Bubur : Debat Tak Berujung dan Citarasa yang Beragam
Travel Lokal Lidah-Bubur Kompasiana. Makanan sederha sih tapi tampaknya tak pernah kehilangan pesonanya di kalangan masyarakat Indonesia. Terutama warga Kota Padang Panjang, Sumatera Barat.
Makanan menarik, sobat. Yang menarik adalah bagaimana makanan ini sering kali menjadi topik perdebatan di rumah, di kedai kopi, terutama di siang bolong terik. Terutama soal cara menyantapnya, ini yang paling menarik.
Diaduk atau tidak diaduk? Itulah salah satu pertanyaan populer saat mulai menyantap kuliner pagi ini. Apa sih yang sebenarnya membuat perdebatan ini begitu sengit? Ya, karena ragu. Cara makannya gimana?
Bubur Diaduk vs Tidak Diaduk: Sebuah Dilema
Pertama, mari kita bahas kubu "bubur diaduk"

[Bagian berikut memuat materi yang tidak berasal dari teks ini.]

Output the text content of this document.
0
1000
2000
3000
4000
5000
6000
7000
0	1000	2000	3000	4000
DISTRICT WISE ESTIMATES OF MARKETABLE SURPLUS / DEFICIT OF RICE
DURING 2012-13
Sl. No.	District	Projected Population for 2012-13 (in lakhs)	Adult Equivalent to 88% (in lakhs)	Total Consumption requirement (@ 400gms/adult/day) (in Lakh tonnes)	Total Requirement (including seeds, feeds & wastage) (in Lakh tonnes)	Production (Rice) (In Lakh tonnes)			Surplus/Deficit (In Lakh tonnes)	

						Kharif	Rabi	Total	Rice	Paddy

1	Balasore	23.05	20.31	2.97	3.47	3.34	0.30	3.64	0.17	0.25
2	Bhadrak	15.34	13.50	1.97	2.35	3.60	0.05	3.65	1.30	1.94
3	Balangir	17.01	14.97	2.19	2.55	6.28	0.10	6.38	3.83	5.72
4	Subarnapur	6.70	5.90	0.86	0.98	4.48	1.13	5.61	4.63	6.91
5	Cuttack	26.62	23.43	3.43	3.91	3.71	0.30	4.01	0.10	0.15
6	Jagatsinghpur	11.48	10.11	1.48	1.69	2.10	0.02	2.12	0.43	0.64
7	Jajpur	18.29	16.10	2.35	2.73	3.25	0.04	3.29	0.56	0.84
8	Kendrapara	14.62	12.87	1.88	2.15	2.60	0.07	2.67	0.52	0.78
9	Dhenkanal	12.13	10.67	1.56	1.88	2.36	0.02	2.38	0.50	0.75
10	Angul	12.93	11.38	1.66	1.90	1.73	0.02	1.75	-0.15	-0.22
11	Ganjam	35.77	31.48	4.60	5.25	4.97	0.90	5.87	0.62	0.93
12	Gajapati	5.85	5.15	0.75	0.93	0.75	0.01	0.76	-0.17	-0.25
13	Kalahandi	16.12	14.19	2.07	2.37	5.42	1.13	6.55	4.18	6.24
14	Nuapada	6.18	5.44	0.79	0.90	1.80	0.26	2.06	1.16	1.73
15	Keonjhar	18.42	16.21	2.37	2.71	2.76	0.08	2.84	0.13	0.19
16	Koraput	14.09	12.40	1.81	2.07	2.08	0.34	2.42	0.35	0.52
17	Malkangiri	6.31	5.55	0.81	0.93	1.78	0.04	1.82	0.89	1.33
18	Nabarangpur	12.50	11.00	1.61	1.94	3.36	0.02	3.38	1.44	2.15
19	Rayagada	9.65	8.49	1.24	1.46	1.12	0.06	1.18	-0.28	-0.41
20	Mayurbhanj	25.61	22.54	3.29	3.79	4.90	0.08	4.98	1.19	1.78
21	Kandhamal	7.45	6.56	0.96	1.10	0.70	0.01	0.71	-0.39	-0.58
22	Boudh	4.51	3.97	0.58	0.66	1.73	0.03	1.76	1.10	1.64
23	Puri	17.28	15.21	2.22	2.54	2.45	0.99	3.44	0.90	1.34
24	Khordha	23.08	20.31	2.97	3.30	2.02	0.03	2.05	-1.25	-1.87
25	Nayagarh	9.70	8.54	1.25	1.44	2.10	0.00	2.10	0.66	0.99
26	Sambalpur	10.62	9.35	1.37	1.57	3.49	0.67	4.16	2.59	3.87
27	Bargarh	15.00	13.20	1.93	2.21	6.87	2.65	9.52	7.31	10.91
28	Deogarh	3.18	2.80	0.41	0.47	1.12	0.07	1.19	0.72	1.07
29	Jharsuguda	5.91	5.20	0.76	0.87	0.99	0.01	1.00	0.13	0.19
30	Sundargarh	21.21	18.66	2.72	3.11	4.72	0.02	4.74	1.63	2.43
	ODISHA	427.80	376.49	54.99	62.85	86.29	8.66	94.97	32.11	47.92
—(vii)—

Mereka yang memilih mengaduk bubur biasanya beralasan bahwa ini membuat rasa bubur menjadi lebih merata. Sama rasa. Setiap suapan akan mengandung campuran sempurna dari nasi lembut, kuah, topping, dan bumbu. Bubur yang diaduk sering dianggap lebih kaya rasa karena seluruh cita rasa berpadu di setiap sendokan di lidah.
Kedua, kubu "bubur tak diaduk"
Mereka berpendapat bahwa keindahan makan bubur ketika lidah menikmati setiap elemen secara terpisah. Kuah yang mengalir di atas nasi yang masih terlihat, serta topping yang bisa dinikmati sesuai selera menjadi pengalaman tersendiri di tiap sisi yang dianggap lebih nikmat.
Ini kebiasaan putraku nomor dua. Ia tak suka bubur diaduk. Ia akan pilih sisi yang kurang menarik baginya dulu. Misal bubur kacang hijau, lanjut ke bubur agak menariknya, bubur hitam, lanjut ke bubur dalimo. Si pink ini memang digemari anak-anak.